Tal vez todo volviera a su cauce cuando Georgie regresara con su madre. Louisa iría a llevarlo al día siguiente, y se había dispuesto que ella y el bebé viajaran en calesa hasta King’s Arms, la posada de Lambton, desde donde tomarían el correo de Birmingham, y allí se reuniría con ellos Michael Simpkins, el esposo de Sarah, para llevarlos a casa en su calesa. Louisa regresaría a Pemberley en el correo de ese mismo día. La vida resultaría más descansada para su mujer y para Will cuando el bebé hubiera vuelto a su casa, aunque se le haría raro no ver las manitas regordetas de Georgie tendidas hacia él cuando regresara a la cabaña el domingo, una vez que hubiera acondicionado la casa tras el baile.

Todas aquellas preocupaciones no le habían impedido proseguir con su tarea, pero, casi inapreciablemente, había aminorado el ritmo y, por primera vez, se preguntaba si la limpieza de la plata no se habría convertido en un trabajo demasiado agotador para enfrentarse a él solo. Pero no, esa sería una derrota humillante. Y atrayendo hacia sí, resuelto, el último candelabro, sostuvo un paño de abrillantar limpio, apoyó los brazos cansados en la silla y se inclinó para retomar su labor.

5

Los caballeros no las hicieron esperar mucho en el salón de música, y el ambiente se había relajado algo cuando se acomodaron en el sofá y las butacas. Darcy levantó la tapa del pianoforte, y encendieron las velas dispuestas sobre el instrumento. Apenas todos hubieron tomado asiento, Darcy se volvió hacia Georgiana y, casi formalmente, como si fuera una invitada más, le dijo que sería un gran placer para todos oírla tocar y cantar. Ella se levantó, mirando fugazmente a Henry Alveston, y él la siguió hasta el piano. Volviéndose hacia los presentes, anunció:

– ‌Aprovechando que contamos con un tenor entre nosotros, me ha parecido que sería agradable ofrecer algún dueto.

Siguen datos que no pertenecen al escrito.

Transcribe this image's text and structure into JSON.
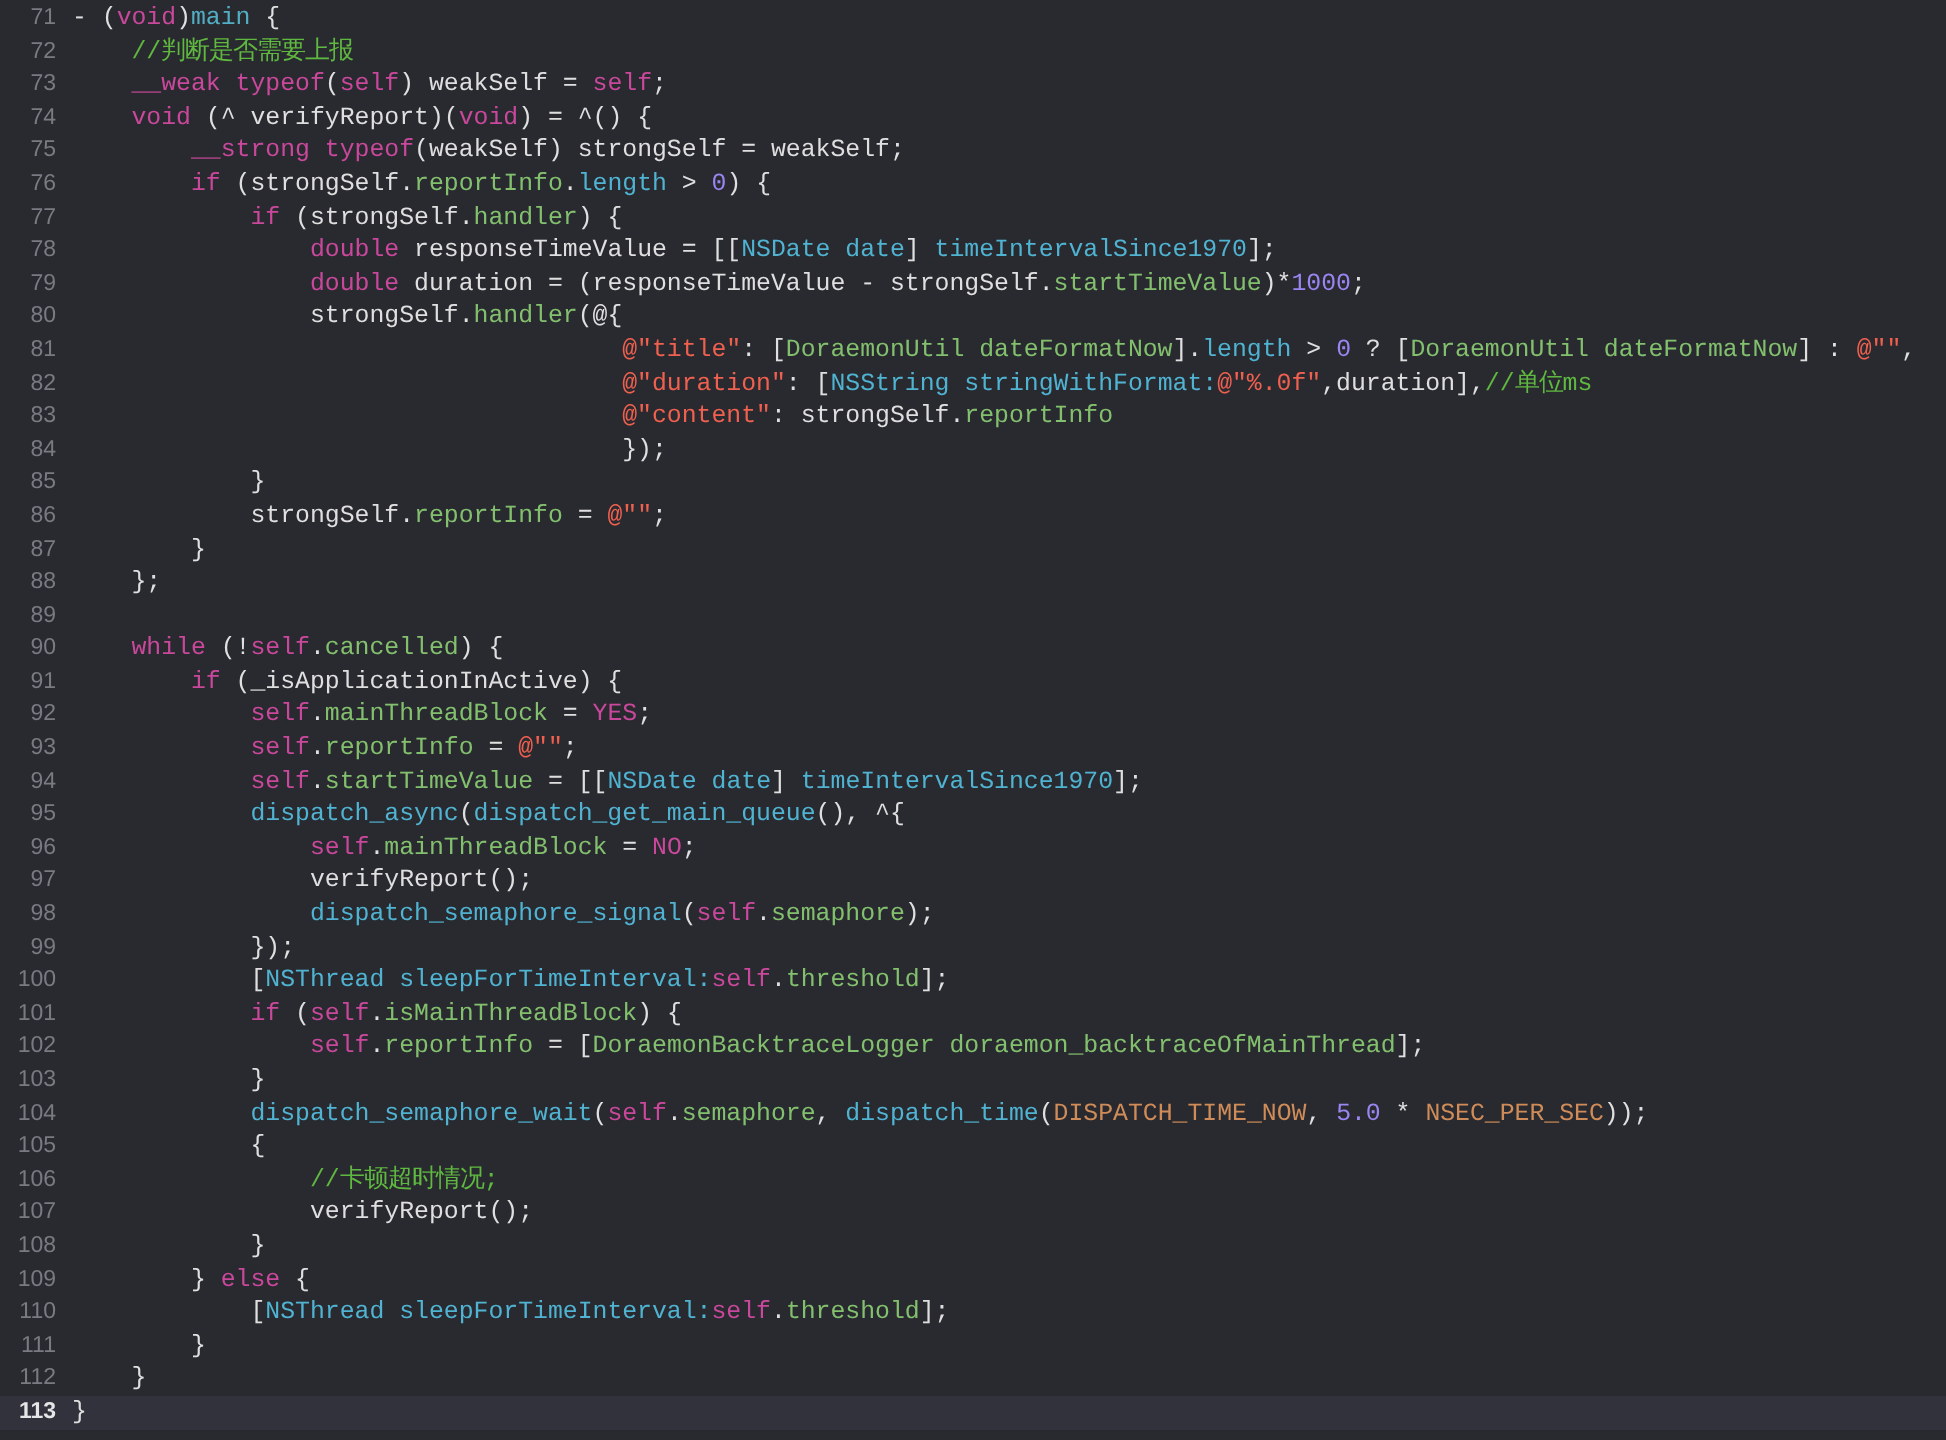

– ‌¡Sí! -‌exclamó Bingley entusiasmado-‌. Una idea excelente. Queremos oírles a los dos. La semana pasada Jane y yo intentamos cantar sonetos juntos, ¿verdad, amor mío? Aunque no sugiero que repitamos el experimento esta noche. Fue un desastre, ¿no es cierto, Jane?

Su esposa se echó a reír.

– ‌No, tú lo hiciste muy bien. Pero me temo que yo he dejado de practicar desde el nacimiento de Charles Edward. No, no infligiremos nuestro empeño musical a nuestros amigos cuando contamos con la señorita Georgiana, de un talento musical muy superior al que tú y yo podremos aspirar jamás.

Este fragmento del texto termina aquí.